Across the four "hands, face, space" measures - hand washing, face coverings, social distancing and ventilation - young people saw them as less important than older age groups.

Men were less likely than women to view them as important or very important.


While concerns about the effect of coronavirus on people's lives are falling, the percentage of adults thinking that life will never return to normal is rising - up from 3% at the start of 2021 to 12% now.

And 30% are not sure when things will return to normal, up from 16% at the beginning of the year.

At the No 10 press conference on coronavirus this week, Health Secretary Sajid Javid said people "should" continue wearing face coverings in some enclosed spaces, despite many Conservative MPs not doing so in the Commons chamber.

When challenged on this apparent double-standard, he said: "That is a very fair point. As I say, we've all got our role to play in this and we, the people standing up on this stage, we've got our public roles, as secretary of state, as someone in the NHS, as head of UKSHA [UK Health Security Agency], we've got big roles to play.


"But we've all got a role to play and set an example to set as private individuals as well. It's a very fair point and I'm sure a lot of people have heard you."
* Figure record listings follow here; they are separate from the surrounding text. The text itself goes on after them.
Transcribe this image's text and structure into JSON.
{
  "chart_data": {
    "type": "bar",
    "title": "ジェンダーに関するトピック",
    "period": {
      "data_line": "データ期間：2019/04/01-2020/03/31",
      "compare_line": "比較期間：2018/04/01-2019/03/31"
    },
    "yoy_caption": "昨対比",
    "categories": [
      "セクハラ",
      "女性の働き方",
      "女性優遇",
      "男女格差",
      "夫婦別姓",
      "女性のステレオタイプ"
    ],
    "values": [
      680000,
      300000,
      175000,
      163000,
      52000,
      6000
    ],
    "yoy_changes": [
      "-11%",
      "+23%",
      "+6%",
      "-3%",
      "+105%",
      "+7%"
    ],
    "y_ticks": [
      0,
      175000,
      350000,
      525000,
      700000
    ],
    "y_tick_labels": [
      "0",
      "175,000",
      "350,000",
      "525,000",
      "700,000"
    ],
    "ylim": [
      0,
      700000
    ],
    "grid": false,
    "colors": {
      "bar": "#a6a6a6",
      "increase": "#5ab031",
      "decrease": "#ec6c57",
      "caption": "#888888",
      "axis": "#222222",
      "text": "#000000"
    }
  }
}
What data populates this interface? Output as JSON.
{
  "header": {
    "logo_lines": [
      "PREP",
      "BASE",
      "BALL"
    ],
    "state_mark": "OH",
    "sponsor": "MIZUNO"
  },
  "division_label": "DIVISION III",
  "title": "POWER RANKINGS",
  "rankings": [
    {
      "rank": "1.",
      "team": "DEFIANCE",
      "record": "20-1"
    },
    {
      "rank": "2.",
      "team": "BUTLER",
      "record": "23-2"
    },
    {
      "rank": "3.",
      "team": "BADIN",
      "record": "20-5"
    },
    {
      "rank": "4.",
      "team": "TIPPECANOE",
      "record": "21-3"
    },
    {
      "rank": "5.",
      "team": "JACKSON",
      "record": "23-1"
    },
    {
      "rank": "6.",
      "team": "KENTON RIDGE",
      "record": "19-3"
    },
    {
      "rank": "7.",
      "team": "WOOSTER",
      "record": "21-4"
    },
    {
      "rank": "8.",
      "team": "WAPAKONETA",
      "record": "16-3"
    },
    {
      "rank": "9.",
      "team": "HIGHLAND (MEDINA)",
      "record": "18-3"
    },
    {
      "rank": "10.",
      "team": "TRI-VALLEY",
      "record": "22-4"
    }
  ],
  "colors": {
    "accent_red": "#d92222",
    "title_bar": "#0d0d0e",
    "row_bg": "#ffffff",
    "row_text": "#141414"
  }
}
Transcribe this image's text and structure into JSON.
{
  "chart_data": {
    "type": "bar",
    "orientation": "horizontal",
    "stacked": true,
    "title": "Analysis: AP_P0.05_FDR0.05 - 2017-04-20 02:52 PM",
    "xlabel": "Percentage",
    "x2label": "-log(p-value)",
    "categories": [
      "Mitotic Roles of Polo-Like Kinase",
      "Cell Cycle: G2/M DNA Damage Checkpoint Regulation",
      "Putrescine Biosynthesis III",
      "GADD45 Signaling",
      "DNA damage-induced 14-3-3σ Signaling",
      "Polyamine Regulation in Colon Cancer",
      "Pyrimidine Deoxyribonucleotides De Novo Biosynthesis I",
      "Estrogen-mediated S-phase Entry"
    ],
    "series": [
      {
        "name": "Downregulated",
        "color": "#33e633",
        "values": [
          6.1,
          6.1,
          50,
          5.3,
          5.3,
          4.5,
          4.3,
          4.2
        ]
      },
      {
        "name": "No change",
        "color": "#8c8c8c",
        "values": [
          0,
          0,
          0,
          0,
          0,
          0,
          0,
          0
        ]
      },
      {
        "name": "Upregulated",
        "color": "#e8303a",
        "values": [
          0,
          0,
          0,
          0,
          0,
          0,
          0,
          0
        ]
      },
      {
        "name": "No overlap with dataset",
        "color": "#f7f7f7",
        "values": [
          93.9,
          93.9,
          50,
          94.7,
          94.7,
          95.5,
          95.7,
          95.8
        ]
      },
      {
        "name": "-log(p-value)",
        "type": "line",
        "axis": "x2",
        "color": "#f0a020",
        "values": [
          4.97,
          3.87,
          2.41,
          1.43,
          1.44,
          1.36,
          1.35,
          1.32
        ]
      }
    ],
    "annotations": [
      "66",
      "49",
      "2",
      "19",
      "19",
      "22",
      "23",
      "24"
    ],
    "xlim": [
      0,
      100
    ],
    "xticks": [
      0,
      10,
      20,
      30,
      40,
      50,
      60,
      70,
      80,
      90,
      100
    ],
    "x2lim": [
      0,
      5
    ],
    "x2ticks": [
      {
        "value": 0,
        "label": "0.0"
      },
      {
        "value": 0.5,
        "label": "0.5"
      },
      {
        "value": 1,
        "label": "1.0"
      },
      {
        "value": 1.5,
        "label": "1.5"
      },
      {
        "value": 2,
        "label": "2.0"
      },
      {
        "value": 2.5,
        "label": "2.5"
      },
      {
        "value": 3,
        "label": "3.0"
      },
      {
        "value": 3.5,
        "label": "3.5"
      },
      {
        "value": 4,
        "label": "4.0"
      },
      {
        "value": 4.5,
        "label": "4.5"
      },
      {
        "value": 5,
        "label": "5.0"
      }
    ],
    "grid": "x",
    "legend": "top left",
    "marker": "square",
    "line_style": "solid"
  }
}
He warned: "With winter soon upon us, these little steps make a big difference and they are more important now than they've ever been."

He said restrictions may need to return if mitigations were too lax: "If people don't wear masks when they really should in a really crowded place with lots of people they don't normally hang out with.

"If they're not washing their hands and stuff - it's going to hit us all and it would of course make it more likely we're going to have more restrictions."